A Terapia do Esquema, abordagem utilizada em seu trabalho, considera que a forma como a pessoa foi cuidada e amada molda suas expectativas sobre vínculos afetivos. Nesse contexto, também são analisadas crenças religiosas, como a ideia de um Deus punitivo ou de um Deus cuidador, o que pode impactar diretamente na forma como a mulher interpreta sua própria dor.

A culpa é um dos sentimentos mais presentes nesses casos. Há uma construção social e religiosa que coloca sobre a mulher a responsabilidade pela manutenção do casamento e da família, mesmo diante da violência.

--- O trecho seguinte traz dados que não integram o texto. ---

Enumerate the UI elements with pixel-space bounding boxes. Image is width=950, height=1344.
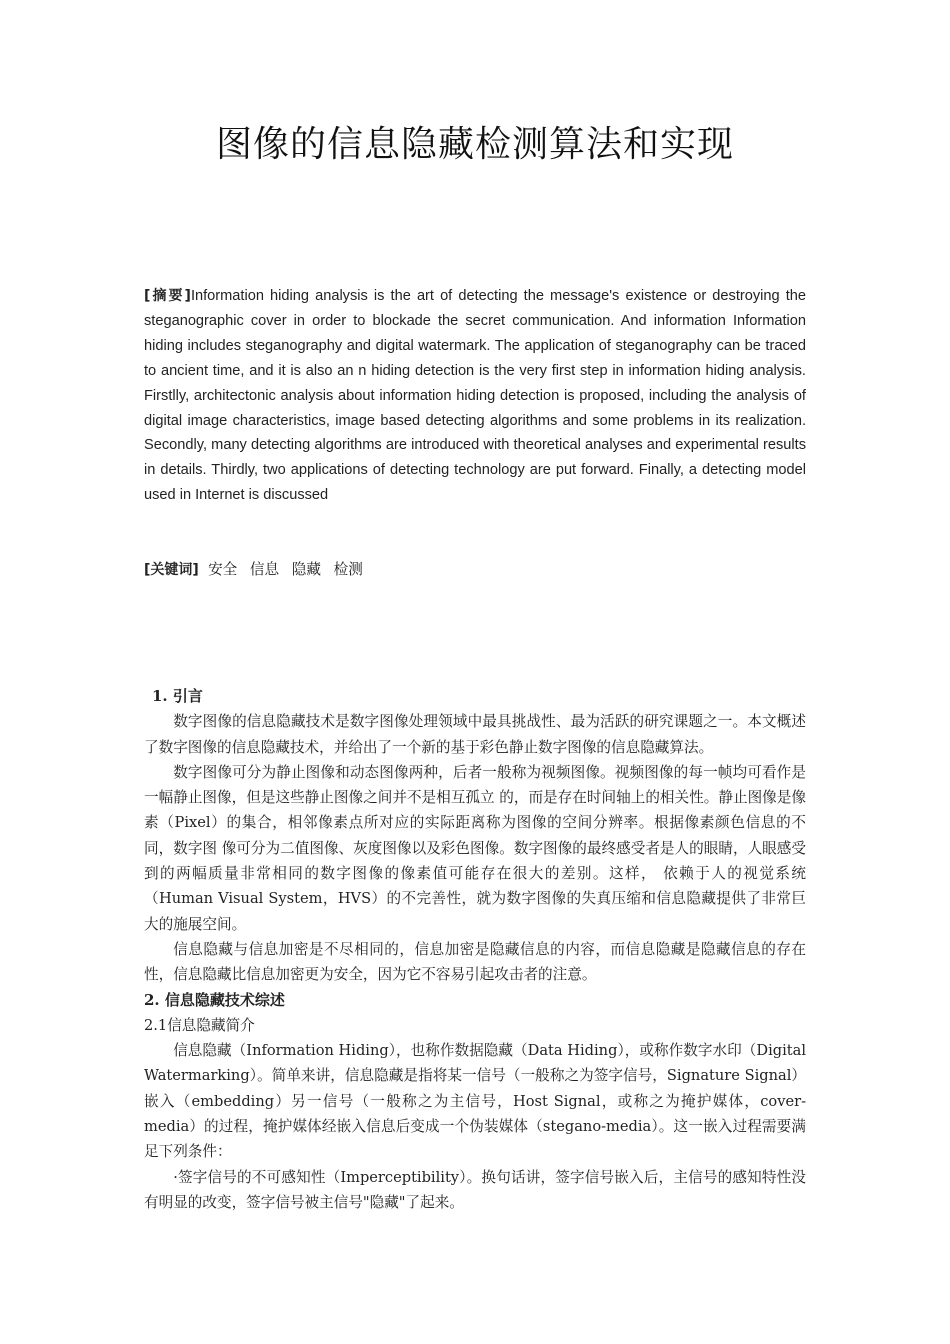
paragraph: 数字图像可分为静止图像和动态图像两种，后者一般称为视频图像。视频图像的每一帧均可看作是一幅静止图像，但是这些静止图像之间并不是相互孤立 的，而是存在时间轴上的相关性。静止图像是像素（Pixel）的集合，相邻像素点所对应的实际距离称为图像的空间分辨率。根据像素颜色信息的不同，数字图 像可分为二值图像、灰度图像以及彩色图像。数字图像的最终感受者是人的眼睛，人眼感受到的两幅质量非常相同的数字图像的像素值可能存在很大的差别。这样， 依赖于人的视觉系统（Human Visual System，HVS）的不完善性，就为数字图像的失真压缩和信息隐藏提供了非常巨大的施展空间。	[144, 763, 806, 933]
paragraph: 信息隐藏与信息加密是不尽相同的，信息加密是隐藏信息的内容，而信息隐藏是隐藏信息的存在性，信息隐藏比信息加密更为安全，因为它不容易引起攻击者的注意。	[144, 940, 806, 984]
keyword-item: 信息	[249, 561, 280, 578]
paragraph: ·签字信号的不可感知性（Imperceptibility）。换句话讲，签字信号嵌入后，主信号的感知特性没有明显的改变，签字信号被主信号"隐藏"了起来。	[144, 1168, 806, 1211]
abstract	[144, 284, 806, 508]
keywords	[144, 558, 806, 579]
subsection-heading: 2.1信息隐藏简介	[144, 1016, 255, 1034]
keywords-label: [关键词]	[144, 562, 199, 578]
abstract-label: [摘要]	[144, 288, 191, 304]
paragraph: 数字图像的信息隐藏技术是数字图像处理领域中最具挑战性、最为活跃的研究课题之一。本文概述了数字图像的信息隐藏技术，并给出了一个新的基于彩色静止数字图像的信息隐藏算法。	[144, 713, 806, 756]
document-title: 图像的信息隐藏检测算法和实现	[215, 124, 734, 165]
keyword-item: 隐藏	[291, 561, 321, 578]
body-text	[144, 684, 806, 1215]
section-heading-overview: 2. 信息隐藏技术综述	[144, 990, 285, 1009]
section-heading-intro: 1. 引言	[152, 687, 203, 705]
keyword-item: 检测	[333, 561, 363, 578]
paragraph: 信息隐藏（Information Hiding），也称作数据隐藏（Data Hiding），或称作数字水印（Digital Watermarking）。简单来讲，信息隐藏是指将某一信号（一般称之为签字信号，Signature Signal）嵌入（embedding）另一信号（一般称之为主信号，Host Signal，或称之为掩护媒体，cover-media）的过程，掩护媒体经嵌入信息后变成一个伪装媒体（stegano-media）。这一嵌入过程需要满足下列条件：	[144, 1042, 806, 1161]
abstract-text: Information hiding analysis is the art of detecting the message's existence or destroying the steganographic cover in order to blockade the secret communication. And information Information hiding includes steganography and digital watermark. The application of steganography can be traced to ancient time, and it is also an n hiding detection is the very first step in information hiding analysis. Firstlly, architectonic analysis about information hiding detection is proposed, including the analysis of digital image characteristics, image based detecting algorithms and some problems in its realization. Secondly, many detecting algorithms are introduced with theoretical analyses and experimental results in details. Thirdly, two applications of detecting technology are put forward. Finally, a detecting model used in Internet is discussed	[144, 288, 807, 504]
keyword-item: 安全	[208, 561, 238, 578]
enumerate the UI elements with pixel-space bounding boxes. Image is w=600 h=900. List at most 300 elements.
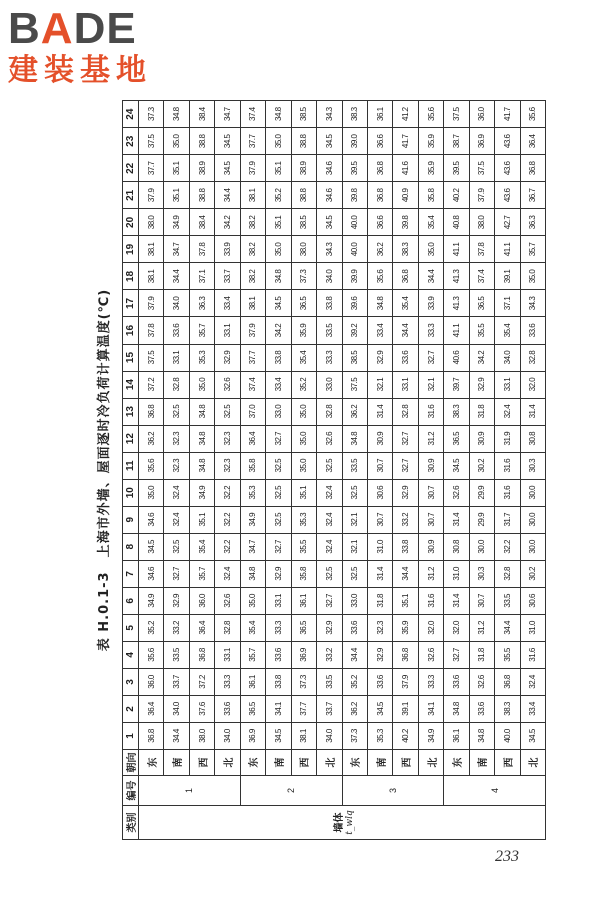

“Existe uma expectativa de que a mulher cuide de tudo e de todos, inclusive da manutenção da relação a qualquer custo. Cuidar de si passa a ser visto como egoísmo, e não como autopreservação”, explicou.

Esse processo pode gerar consequências profundas, como isolamento social, baixa autoestima, perda de autonomia e dificuldade de buscar ajuda. Discutir o tema é fundamental para promover mudanças e fortalecer redes de apoio.

“Que as religiões não sejam mais um lugar de violência, mas sim de cuidado, acolhimento e encorajamento”, concluiu.